Zink und Blei mit ausgeglichenen Märkten

Die Zink-Lagerbestände an der LME zogen bis Ende Mai 2019 auf gut 100.000 Tonnen an. Damit haben sich diese in den letzten drei Monaten nur vordergründig etwas verbessert.

Der Lagerbestand an der SHFE halbierte sich auf 59.000 Tonnen, derjenige an der Comex liegt bei 2.400 Tonnen – somit sind letztere vernachlässigbar. Die Bestände entsprechen dem Verbrauch von gut 4 Tagen. Insgesamt ist die Versorgung weiter knapp. Im Jahr 2019 dürfte sich ein Angebotsdefizit von rund 125.000 Tonnen ergeben. Die Bleivorräte an der LME liegen bei 70.000 Tonnen, die Bestände an der SHFE machen gut 69.000 Tonnen aus. Die Vorräte an der Comex sind mit 750 Tonnen weiterhin unbedeutend. Das absolute Niveau der Bleivorräte entspricht dem Verbrauch von gut 4 Tagen. Damit ist die Versorgungssituation bei Blei eng. Der Markt könnte jedoch 2019 einen Angebotsüberschuss verzeichnen.

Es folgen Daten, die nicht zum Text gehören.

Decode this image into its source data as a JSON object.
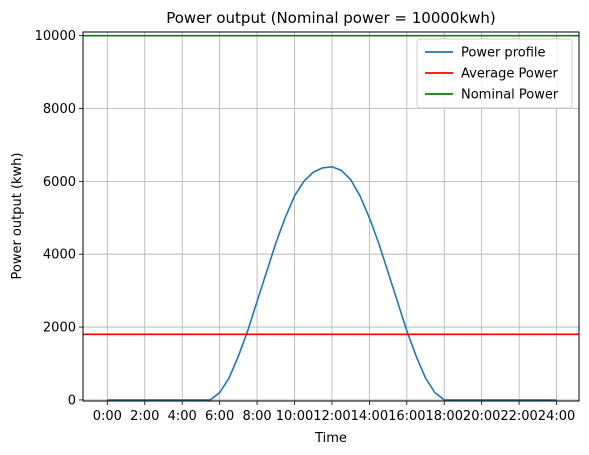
{
  "chart_data": {
    "type": "line",
    "title": "Power output (Nominal power = 10000kwh)",
    "xlabel": "Time",
    "ylabel": "Power output (kwh)",
    "x_unit": "hours",
    "xlim": [
      -1.3,
      25.2
    ],
    "ylim": [
      -30,
      10100
    ],
    "x_ticks": [
      0,
      2,
      4,
      6,
      8,
      10,
      12,
      14,
      16,
      18,
      20,
      22,
      24
    ],
    "x_tick_labels": [
      "0:00",
      "2:00",
      "4:00",
      "6:00",
      "8:00",
      "10:00",
      "12:00",
      "14:00",
      "16:00",
      "18:00",
      "20:00",
      "22:00",
      "24:00"
    ],
    "y_ticks": [
      0,
      2000,
      4000,
      6000,
      8000,
      10000
    ],
    "y_tick_labels": [
      "0",
      "2000",
      "4000",
      "6000",
      "8000",
      "10000"
    ],
    "grid": true,
    "legend_position": "top-right",
    "series": [
      {
        "name": "Power profile",
        "color": "#1f77b4",
        "x": [
          0,
          1,
          2,
          3,
          4,
          5,
          5.5,
          6,
          6.5,
          7,
          7.5,
          8,
          8.5,
          9,
          9.5,
          10,
          10.5,
          11,
          11.5,
          12,
          12.5,
          13,
          13.5,
          14,
          14.5,
          15,
          15.5,
          16,
          16.5,
          17,
          17.5,
          18,
          18.5,
          19,
          20,
          21,
          22,
          23,
          24
        ],
        "values": [
          0,
          0,
          0,
          0,
          0,
          0,
          0,
          200,
          600,
          1200,
          1900,
          2700,
          3500,
          4300,
          5000,
          5600,
          6000,
          6250,
          6370,
          6400,
          6300,
          6050,
          5600,
          5000,
          4300,
          3500,
          2700,
          1900,
          1200,
          600,
          200,
          0,
          0,
          0,
          0,
          0,
          0,
          0,
          0
        ]
      },
      {
        "name": "Average Power",
        "color": "#ff0000",
        "x": [
          -1.3,
          25.2
        ],
        "values": [
          1800,
          1800
        ]
      },
      {
        "name": "Nominal Power",
        "color": "#008000",
        "x": [
          -1.3,
          25.2
        ],
        "values": [
          10000,
          10000
        ]
      }
    ]
  }
}
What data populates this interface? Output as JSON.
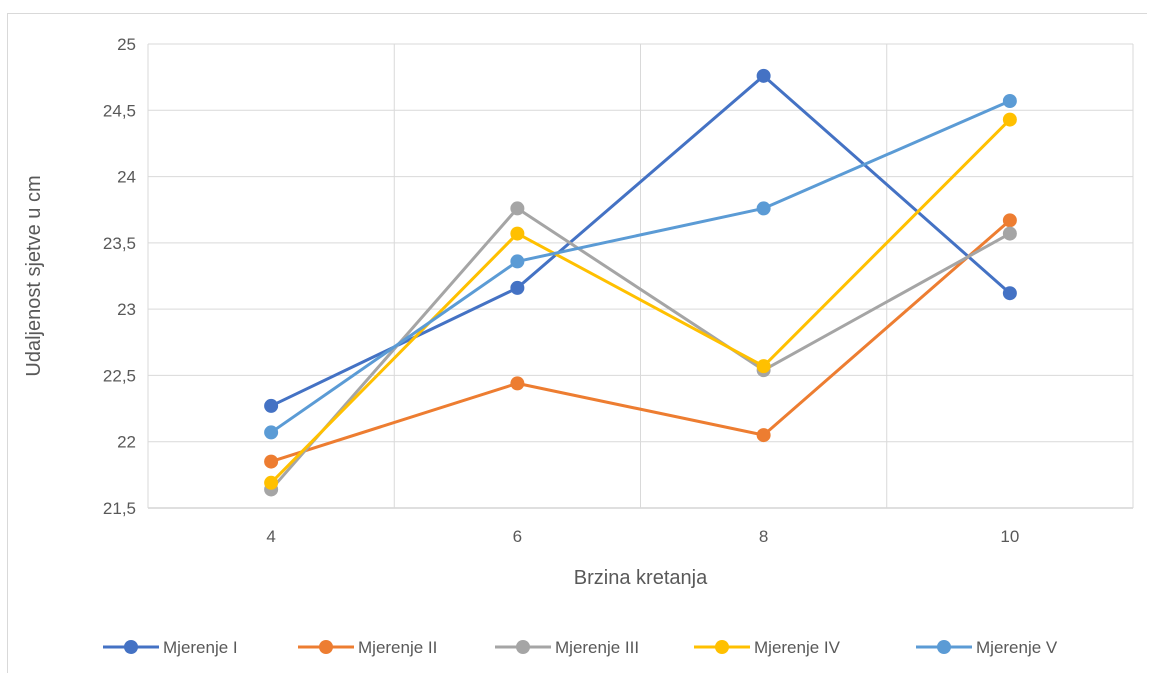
{
  "chart_data": {
    "type": "line",
    "title": "",
    "xlabel": "Brzina kretanja",
    "ylabel": "Udaljenost sjetve u cm",
    "categories": [
      "4",
      "6",
      "8",
      "10"
    ],
    "ylim": [
      21.5,
      25
    ],
    "yticks": [
      "21,5",
      "22",
      "22,5",
      "23",
      "23,5",
      "24",
      "24,5",
      "25"
    ],
    "grid": true,
    "legend_position": "bottom",
    "series": [
      {
        "name": "Mjerenje I",
        "color": "#4472c4",
        "values": [
          22.27,
          23.16,
          24.76,
          23.12
        ]
      },
      {
        "name": "Mjerenje II",
        "color": "#ed7d31",
        "values": [
          21.85,
          22.44,
          22.05,
          23.67
        ]
      },
      {
        "name": "Mjerenje III",
        "color": "#a5a5a5",
        "values": [
          21.64,
          23.76,
          22.54,
          23.57
        ]
      },
      {
        "name": "Mjerenje IV",
        "color": "#ffc000",
        "values": [
          21.69,
          23.57,
          22.57,
          24.43
        ]
      },
      {
        "name": "Mjerenje V",
        "color": "#5b9bd5",
        "values": [
          22.07,
          23.36,
          23.76,
          24.57
        ]
      }
    ]
  }
}
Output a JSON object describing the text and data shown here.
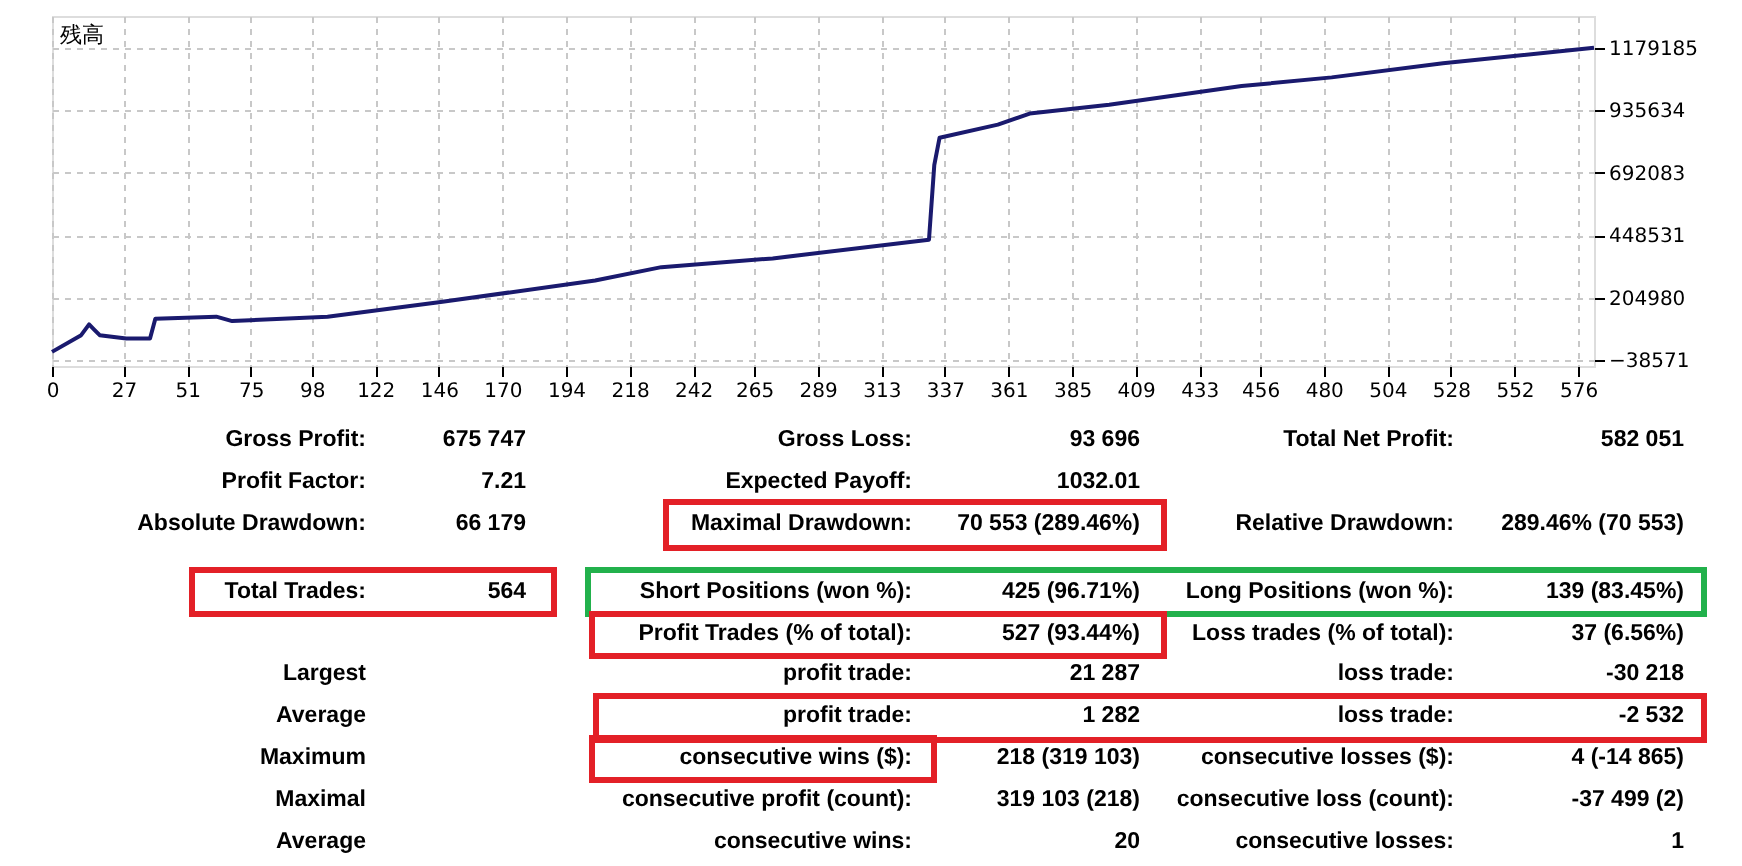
{
  "chart_data": [
    {
      "type": "line",
      "title": "残高",
      "x": [
        0,
        11,
        14,
        16,
        18,
        28,
        37,
        39,
        62,
        68,
        104,
        146,
        205,
        230,
        272,
        331,
        333,
        335,
        357,
        369,
        399,
        449,
        483,
        525,
        582
      ],
      "series": [
        {
          "color": "#1a1a6e",
          "values": [
            -5000,
            60000,
            102000,
            81000,
            60000,
            47000,
            47000,
            124000,
            132000,
            115000,
            132000,
            188000,
            273000,
            325000,
            359000,
            432000,
            722000,
            829000,
            880000,
            923000,
            957000,
            1030000,
            1064000,
            1119000,
            1179000
          ]
        }
      ],
      "xlim": [
        0,
        582
      ],
      "ylim": [
        -60000,
        1303000
      ],
      "xticks": [
        0,
        27,
        51,
        75,
        98,
        122,
        146,
        170,
        194,
        218,
        242,
        265,
        289,
        313,
        337,
        361,
        385,
        409,
        433,
        456,
        480,
        504,
        528,
        552,
        576
      ],
      "yticks": [
        -38571,
        204980,
        448531,
        692083,
        935634,
        1179185
      ],
      "grid": true,
      "marker": "none",
      "line_style": "solid"
    },
    {
      "type": "other",
      "annotations": [
        "Gross Profit:",
        "675 747",
        "Gross Loss:",
        "93 696",
        "Total Net Profit:",
        "582 051",
        "Profit Factor:",
        "7.21",
        "Expected Payoff:",
        "1032.01",
        "Absolute Drawdown:",
        "66 179",
        "Maximal Drawdown:",
        "70 553 (289.46%)",
        "Relative Drawdown:",
        "289.46% (70 553)",
        "Total Trades:",
        "564",
        "Short Positions (won %):",
        "425 (96.71%)",
        "Long Positions (won %):",
        "139 (83.45%)",
        "Profit Trades (% of total):",
        "527 (93.44%)",
        "Loss trades (% of total):",
        "37 (6.56%)",
        "Largest",
        "profit trade:",
        "21 287",
        "loss trade:",
        "-30 218",
        "Average",
        "profit trade:",
        "1 282",
        "loss trade:",
        "-2 532",
        "Maximum",
        "consecutive wins ($):",
        "218 (319 103)",
        "consecutive losses ($):",
        "4 (-14 865)",
        "Maximal",
        "consecutive profit (count):",
        "319 103 (218)",
        "consecutive loss (count):",
        "-37 499 (2)",
        "Average",
        "consecutive wins:",
        "20",
        "consecutive losses:",
        "1"
      ]
    }
  ]
}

Im ersten Quartal 2019 stieg die Zinkminenproduktion um 1,8 %. Dies ist das Resultat der Hochlaufphase etlicher neuer Minenkapazitäten. Für 2019 ist jedoch ein Zuwachs von etwa 6 % realistisch. Die Raffinadeproduktion sank in Q1 2019 um 3 %, dürfte im Jahr 2019 aber um über 3 % zulegen. Der Verbrauch unterschritt das Vorjahresniveau um 1,5 %, was vor allem in einem leichten Rückgang in China und der Türkei begründet war, während andere Verbrauchsregionen zulegten. Impulse erhält Zink primär von verzinkten Blechen und der Zinkchemie. 2019 dürfte der globale Bedarf um 1 % anziehen, was mit einem Angebotsdefizit von 125.000 Tonnen einhergeht. Die IKB prognostiziert für den Zinkpreis bis Ende September 2019 weiter eine Bewegung um eine Marke von 2.700 US-$/t mit einer Schwankungsbreite von +500 US-$.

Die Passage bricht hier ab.